Zu viel Rede über Tempolimit und zu wenig über Glaube: Für Bundestagspräsidentin Julia Klöckner zeigen die Kirchen zu wenig geistliches Profil. Und deren Verhalten in der Corona-Zeit findet sie auch nicht gut.
Bundestagspräsidentin Julia Klöckner hat ihre Kritik an den Kirchen bekräftigt. Sie sei aber nicht gegen deren gesellschaftspolitisches Engagement oder ihren Einsatz für den Klimaschutz, sagte die CDU-Politikerin am Samstag beim Evangelischen Kirchentag in Hannover. Aber viele Menschen verließen die Kirchen, weil sie mit ihrer Glaubensbotschaft nicht ankomme. “Der Markenkern ist klasse, den wir als Kirche und als Christentum haben. Es kommt aber anscheinend so nicht mehr an.”
“Die Kirche wird auch wahrgenommen, wozu sie schweigt”, sagte die studierte katholische Theologin.

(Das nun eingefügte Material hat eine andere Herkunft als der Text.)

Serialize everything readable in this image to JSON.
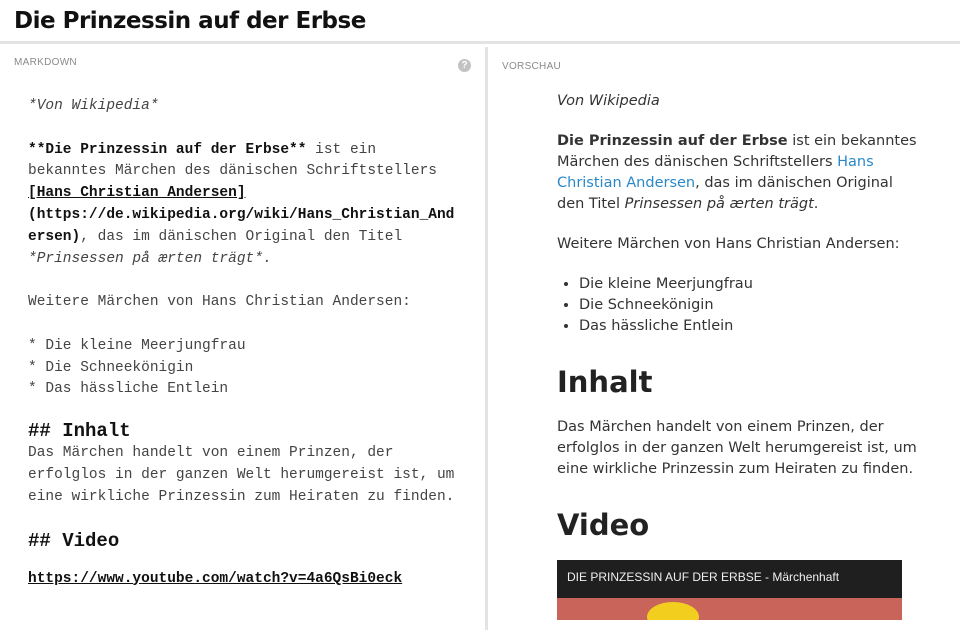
{
  "header": {
    "title": "Die Prinzessin auf der Erbse"
  },
  "editor": {
    "label": "MARKDOWN",
    "help_icon": "?",
    "lines": {
      "l1": "*Von Wikipedia*",
      "l2a": "**Die Prinzessin auf der Erbse**",
      "l2b": " ist ein",
      "l3": "bekanntes Märchen des dänischen Schriftstellers",
      "l4": "[Hans Christian Andersen]",
      "l5": "(https://de.wikipedia.org/wiki/Hans_Christian_And",
      "l6a": "ersen)",
      "l6b": ", das im dänischen Original den Titel",
      "l7": "*Prinsessen på ærten trägt*.",
      "l8": "Weitere Märchen von Hans Christian Andersen:",
      "l9": "* Die kleine Meerjungfrau",
      "l10": "* Die Schneekönigin",
      "l11": "* Das hässliche Entlein",
      "h_inhalt": "## Inhalt",
      "l12": "Das Märchen handelt von einem Prinzen, der",
      "l13": "erfolglos in der ganzen Welt herumgereist ist, um",
      "l14": "eine wirkliche Prinzessin zum Heiraten zu finden.",
      "h_video": "## Video",
      "url": "https://www.youtube.com/watch?v=4a6QsBi0eck"
    }
  },
  "preview": {
    "label": "VORSCHAU",
    "source": "Von Wikipedia",
    "intro_bold": "Die Prinzessin auf der Erbse",
    "intro_1": " ist ein bekanntes Märchen des dänischen Schriftstellers ",
    "link": "Hans Christian Andersen",
    "intro_2": ", das im dänischen Original den Titel ",
    "intro_em": "Prinsessen på ærten trägt",
    "intro_3": ".",
    "more": "Weitere Märchen von Hans Christian Andersen:",
    "list": [
      "Die kleine Meerjungfrau",
      "Die Schneekönigin",
      "Das hässliche Entlein"
    ],
    "h_inhalt": "Inhalt",
    "inhalt_text": "Das Märchen handelt von einem Prinzen, der erfolglos in der ganzen Welt herumgereist ist, um eine wirkliche Prinzessin zum Heiraten zu finden.",
    "h_video": "Video",
    "video_title": "DIE PRINZESSIN AUF DER ERBSE - Märchenhaft"
  },
  "colors": {
    "link": "#2a88c9",
    "divider": "#e3e3e3"
  }
}
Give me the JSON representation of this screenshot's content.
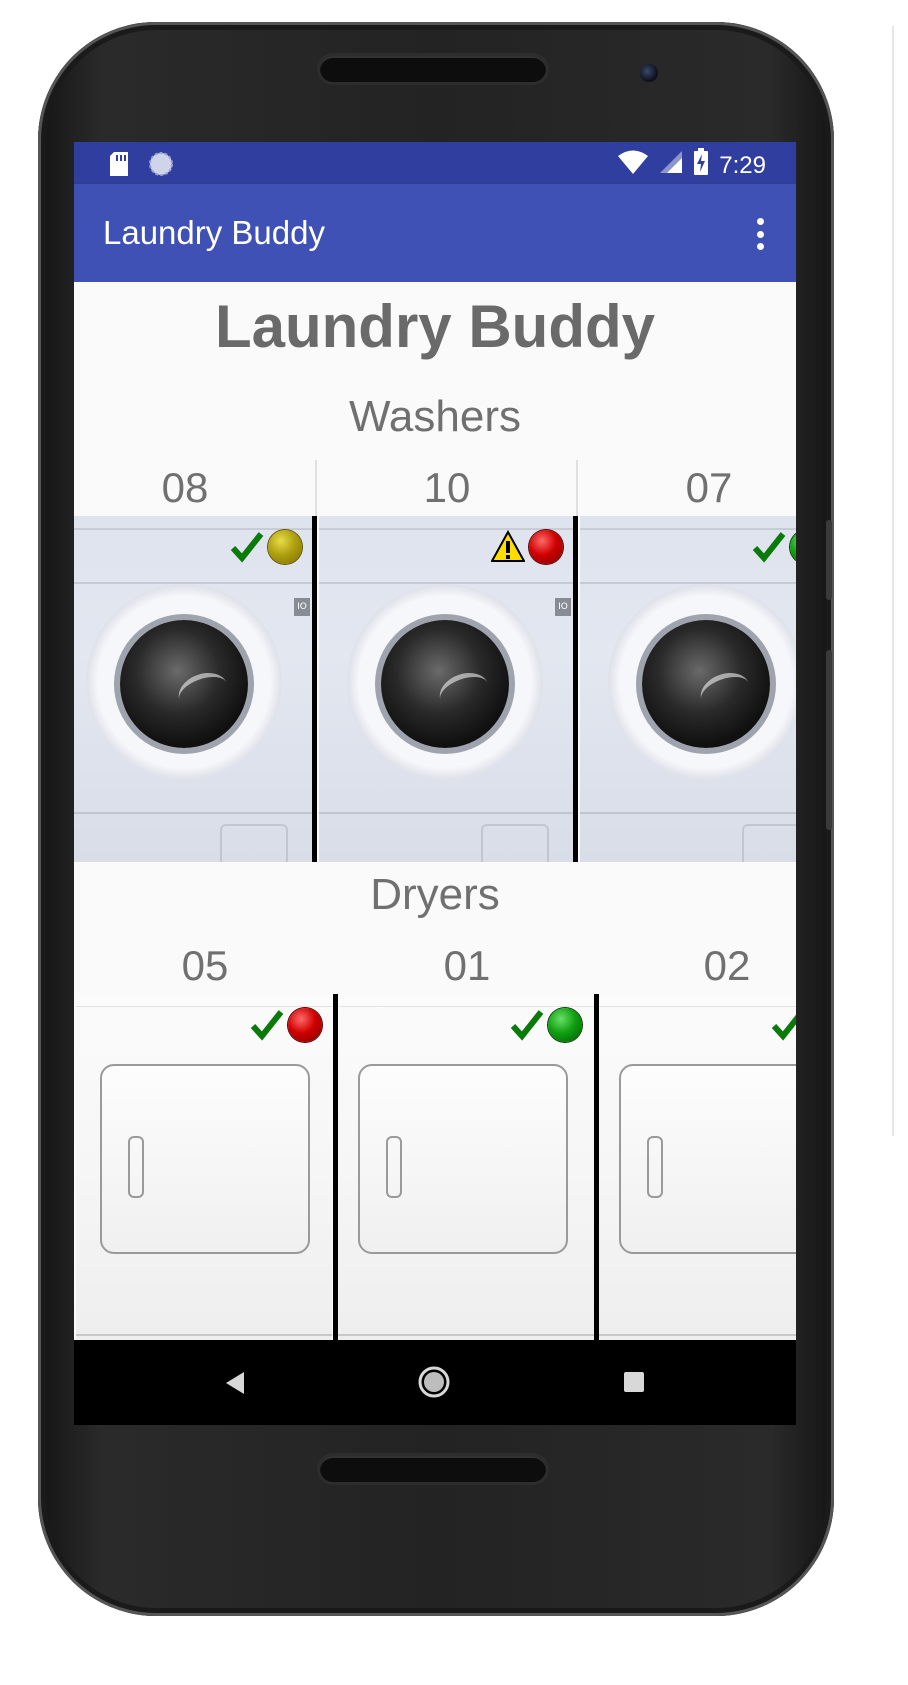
{
  "status_bar": {
    "time": "7:29",
    "left_icons": [
      "sd-card-icon",
      "sync-icon"
    ],
    "right_icons": [
      "wifi-icon",
      "cell-signal-icon",
      "battery-charging-icon"
    ]
  },
  "app_bar": {
    "title": "Laundry Buddy",
    "menu_icon": "more-vert-icon"
  },
  "main": {
    "heading": "Laundry Buddy",
    "washers": {
      "title": "Washers",
      "machines": [
        {
          "number": "08",
          "indicators": [
            "check",
            "yellow-light"
          ]
        },
        {
          "number": "10",
          "indicators": [
            "warning",
            "red-light"
          ]
        },
        {
          "number": "07",
          "indicators": [
            "check",
            "green-light"
          ]
        }
      ]
    },
    "dryers": {
      "title": "Dryers",
      "machines": [
        {
          "number": "05",
          "indicators": [
            "check",
            "red-light"
          ]
        },
        {
          "number": "01",
          "indicators": [
            "check",
            "green-light"
          ]
        },
        {
          "number": "02",
          "indicators": [
            "check"
          ]
        }
      ]
    }
  },
  "nav_bar": {
    "buttons": [
      "back-icon",
      "home-icon",
      "recents-icon"
    ]
  },
  "colors": {
    "status_bar": "#303f9f",
    "app_bar": "#3f51b5",
    "check": "#0a7a0a",
    "warning_yellow": "#ffdd00"
  }
}
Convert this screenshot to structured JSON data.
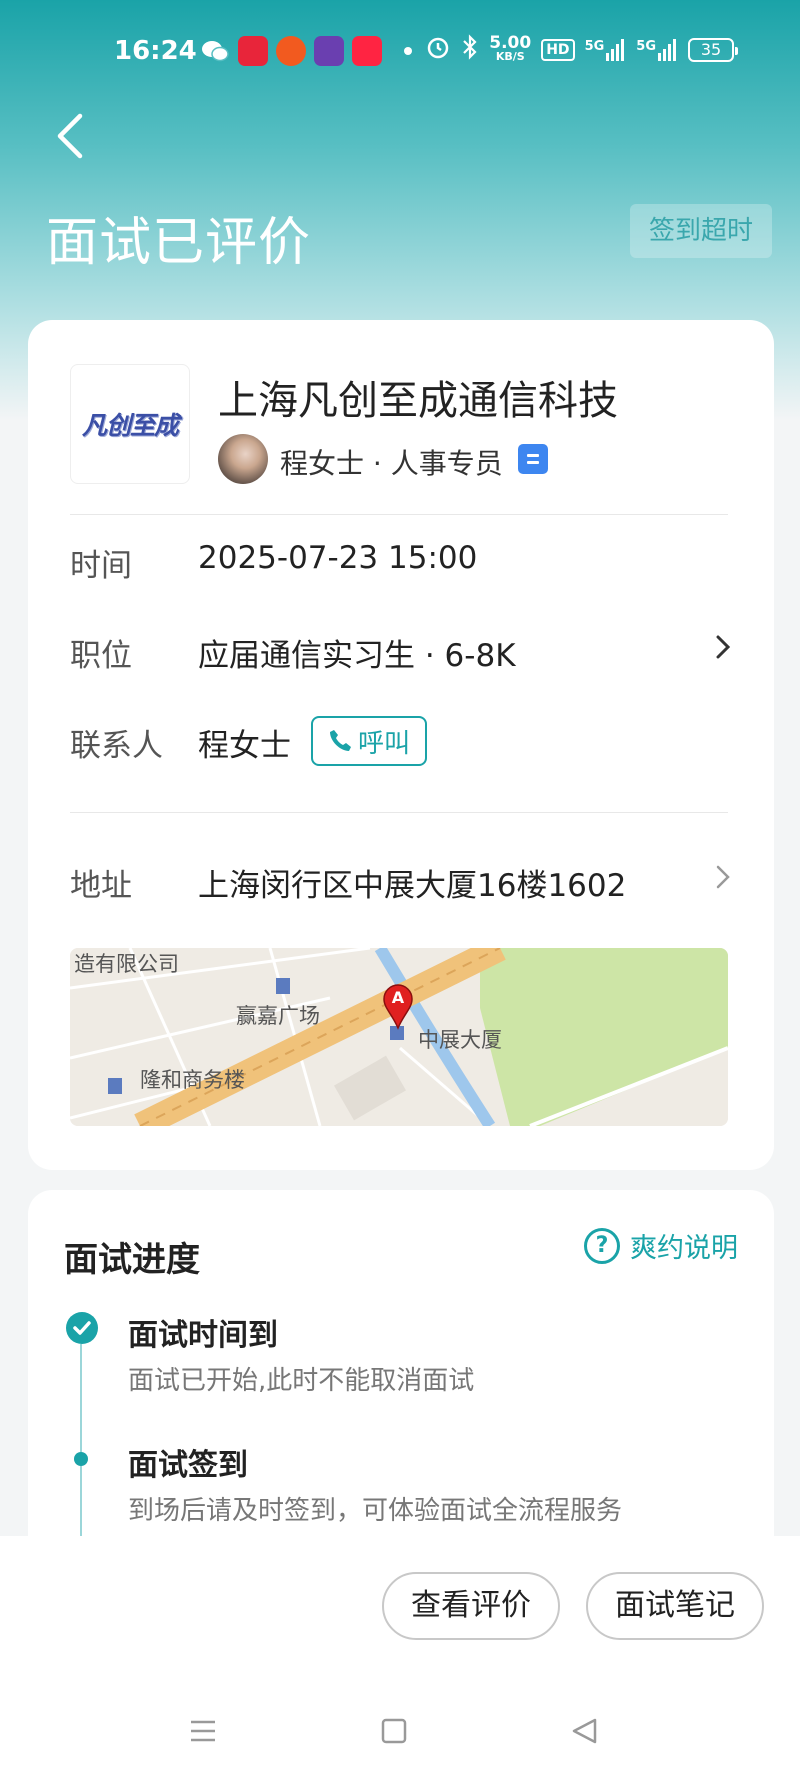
{
  "status_bar": {
    "time": "16:24",
    "net_speed_value": "5.00",
    "net_speed_unit": "KB/S",
    "hd": "HD",
    "signal1": "5G",
    "signal2": "5G",
    "battery": "35"
  },
  "header": {
    "title": "面试已评价",
    "timeout_tag": "签到超时"
  },
  "company": {
    "logo_text": "凡创至成",
    "name": "上海凡创至成通信科技",
    "hr_info": "程女士 · 人事专员"
  },
  "details": {
    "time_label": "时间",
    "time_value": "2025-07-23 15:00",
    "position_label": "职位",
    "position_value": "应届通信实习生 · 6-8K",
    "contact_label": "联系人",
    "contact_value": "程女士",
    "call_label": "呼叫",
    "address_label": "地址",
    "address_value": "上海闵行区中展大厦16楼1602"
  },
  "map": {
    "label_top": "造有限公司",
    "label_plaza": "赢嘉广场",
    "label_target": "中展大厦",
    "label_longhe": "隆和商务楼",
    "pin_letter": "A"
  },
  "progress": {
    "title": "面试进度",
    "help_label": "爽约说明",
    "steps": [
      {
        "title": "面试时间到",
        "desc": "面试已开始,此时不能取消面试"
      },
      {
        "title": "面试签到",
        "desc": "到场后请及时签到，可体验面试全流程服务"
      }
    ]
  },
  "actions": {
    "view_review": "查看评价",
    "notes": "面试笔记"
  },
  "colors": {
    "accent": "#1aa3a8",
    "badge_blue": "#3d86f0"
  }
}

Sie teile das Engagement für die Bewahrung der Schöpfung. Aber die Kirche müsse über das hinausweisen, was etwa Parteien machen. Die Frage sei, wie die Kirche es schaffen könne, eine Relevanz aufzubauen, weil sie anders sei als das Alltägliche. “Sie muss zu Alltäglichem Stellung beziehen, aber sie muss ein Tick mehr sein. Und das Tick-mehr-Sein ist der Glaube.”
Die Politikerin betonte aber, dass sie den Kirchentag nicht kritisiert habe. Kirchen- und Katholikentage seien eine prima Plattform, weil Medien dann über Kirche und Glaubensinhalte berichteten. “Das ist eine Riesenchance.”
“Natürlich müssen sich Christen auch politisch äußern”, führte Klöckner weiter aus. Niemand trete aber in die Kirche ein, weil eine Synode einen Kompromiss über ein Tempolimit gefunden habe. Andererseits erlebe sie ein Schweigen der Kirchen, wenn über den Down-Syndrom-Test als Kassenleistung oder der Umgang mit dem ungeborenen Leben diskutiert werde. Hier wünsche sie sich die Kirche etwas lauter.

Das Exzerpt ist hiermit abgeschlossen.